The report recognises continued under-prioritisation of obesity in global agendas, with action remaining “siloed and fragmented”. It also raises concern over the impact of COVID-19 on obesity risk, through increased sedentary behaviour and interruption of monitoring and treatment programmes.
The Atlas 2023 contains economic impact predictions for 2035, in addition to national scorecards of obesity prevalence and preparedness to address increasing obesity and its consequences. The headline message is that overweight and obesity will cost the global economy over $4 trillion potential income by 2035. This reflects 3% of current GDP, which is equivalent to the loss sustained in 2020, the worst year of the COVID pandemic. The economic impact of obesity includes not only direct healthcare costs of treatment, but also its resultant impact as an NCD risk factor, increased premature death risk, absenteeism and decreased workplace productivity.
The report predicts that over 50% of the global population will be overweight or obese by 2035. This is a significant increase on the current prevalence of 38%. Perhaps even more concerningly, the steepest rise is expected among child and adolescent populations.
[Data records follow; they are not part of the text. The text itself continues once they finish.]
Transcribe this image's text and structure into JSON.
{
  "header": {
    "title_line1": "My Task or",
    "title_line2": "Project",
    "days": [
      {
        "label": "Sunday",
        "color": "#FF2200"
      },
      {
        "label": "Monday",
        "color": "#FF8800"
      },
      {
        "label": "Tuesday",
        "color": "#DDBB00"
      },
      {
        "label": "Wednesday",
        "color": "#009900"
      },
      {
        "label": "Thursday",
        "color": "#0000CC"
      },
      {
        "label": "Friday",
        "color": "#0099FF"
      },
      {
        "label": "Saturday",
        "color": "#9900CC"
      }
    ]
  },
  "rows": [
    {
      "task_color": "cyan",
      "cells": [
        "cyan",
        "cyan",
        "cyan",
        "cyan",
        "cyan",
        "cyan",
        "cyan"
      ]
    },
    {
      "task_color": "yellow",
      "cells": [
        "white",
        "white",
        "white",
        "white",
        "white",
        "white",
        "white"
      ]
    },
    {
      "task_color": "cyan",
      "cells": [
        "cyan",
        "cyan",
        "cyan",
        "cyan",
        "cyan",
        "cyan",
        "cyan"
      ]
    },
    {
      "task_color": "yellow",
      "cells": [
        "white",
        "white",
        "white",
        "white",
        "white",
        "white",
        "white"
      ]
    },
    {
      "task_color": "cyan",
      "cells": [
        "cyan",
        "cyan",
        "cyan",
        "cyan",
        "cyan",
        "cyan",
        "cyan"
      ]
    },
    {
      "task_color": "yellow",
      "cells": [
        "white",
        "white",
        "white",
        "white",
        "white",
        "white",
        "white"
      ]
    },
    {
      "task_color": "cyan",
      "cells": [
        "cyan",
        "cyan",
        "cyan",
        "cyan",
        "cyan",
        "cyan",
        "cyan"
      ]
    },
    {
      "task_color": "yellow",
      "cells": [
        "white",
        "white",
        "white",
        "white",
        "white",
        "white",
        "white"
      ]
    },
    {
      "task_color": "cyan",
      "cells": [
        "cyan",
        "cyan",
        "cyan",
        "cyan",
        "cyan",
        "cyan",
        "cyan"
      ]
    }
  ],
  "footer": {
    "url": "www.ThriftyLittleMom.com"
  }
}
In Europe, obesity is expected to increase by +7% among women and +13% among men between 2020-2035, resulting in 35% female and 39% males being obese. The associated economic impact is predicted to reach $807bn, representing 2.6% of European GDP.
In the run up to the 2nd UN High Level meeting on Universal Health Coverage (UHC) in September 2023, this Atlas calls for renewed political commitment to address the social, economic and environmental determinants of health, with multisectoral action essential to address obesogenic environments. The report concludes by stressing that the data presented are predictions and can therefore be altered through meaningful, sustained policy intervention.